Former England striker Frank Worthington has been diagnosed with Alzheimer’s disease, his daughter says.
Worthington, 67, had a playing career spanning 26 years that included more than 200 appearances for Leicester.
He started his career at Huddersfield and also played for the likes of Leeds, Bolton Wanderers and Sunderland.
“He was diagnosed several years ago and has been holding it off with positive thinking and football,” wrote Kim-Malou Worthington in a post on Facebook.
“They say several footballers from my dad’s era seem to have suffered the same disease, possibly due to the constant heading of the heavy football back in the day.”
Jeff Astle, another former England striker, died in 2002 from brain trauma which a coroner ruled was caused by heading heavy leather balls.
Three members of England’s 1966 World Cup-winning squad – Martin Peters, Nobby Stiles and Ray Wilson – also have Alzheimer’s, the most common cause of dementia.

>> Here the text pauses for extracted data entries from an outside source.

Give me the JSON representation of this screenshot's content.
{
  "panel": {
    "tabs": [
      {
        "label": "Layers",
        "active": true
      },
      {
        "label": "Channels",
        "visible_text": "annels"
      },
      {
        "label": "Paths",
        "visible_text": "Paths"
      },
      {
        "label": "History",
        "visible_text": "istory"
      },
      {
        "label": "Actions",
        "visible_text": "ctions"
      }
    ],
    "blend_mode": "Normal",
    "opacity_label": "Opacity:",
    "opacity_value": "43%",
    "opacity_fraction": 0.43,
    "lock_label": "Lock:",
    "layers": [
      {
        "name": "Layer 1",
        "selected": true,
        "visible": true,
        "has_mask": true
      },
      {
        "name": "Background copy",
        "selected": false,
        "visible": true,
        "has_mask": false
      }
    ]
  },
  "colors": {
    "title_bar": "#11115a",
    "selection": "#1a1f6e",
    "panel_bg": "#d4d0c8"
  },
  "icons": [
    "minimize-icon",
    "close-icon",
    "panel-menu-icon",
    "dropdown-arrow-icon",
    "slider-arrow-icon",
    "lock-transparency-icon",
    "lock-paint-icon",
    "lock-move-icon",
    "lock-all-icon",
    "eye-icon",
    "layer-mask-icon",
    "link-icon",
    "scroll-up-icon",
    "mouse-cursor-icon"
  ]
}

The Football Association wants world governing body Fifa to investigate whether former players have dementia as a consequence of playing the game.
Worthington won eight England caps, scoring two goals.
He scored a memorable individual goal for Bolton during a Division One match against Ipswich in 1979.
Worthington went on to manage Tranmere Rovers in the mid-1980s and was player-coach at hometown club Halifax in the 1991-92 season.
His daughter added: “It’s a funny thing that the one big lesson my dad always taught me was ‘mind over matter’… no matter how hard life gets, being positive will pull you through, every adversity is an opportunity for change and growth.
“My heart goes out to all those affected by Alzheimer’s, what a journey it is for all those affected.”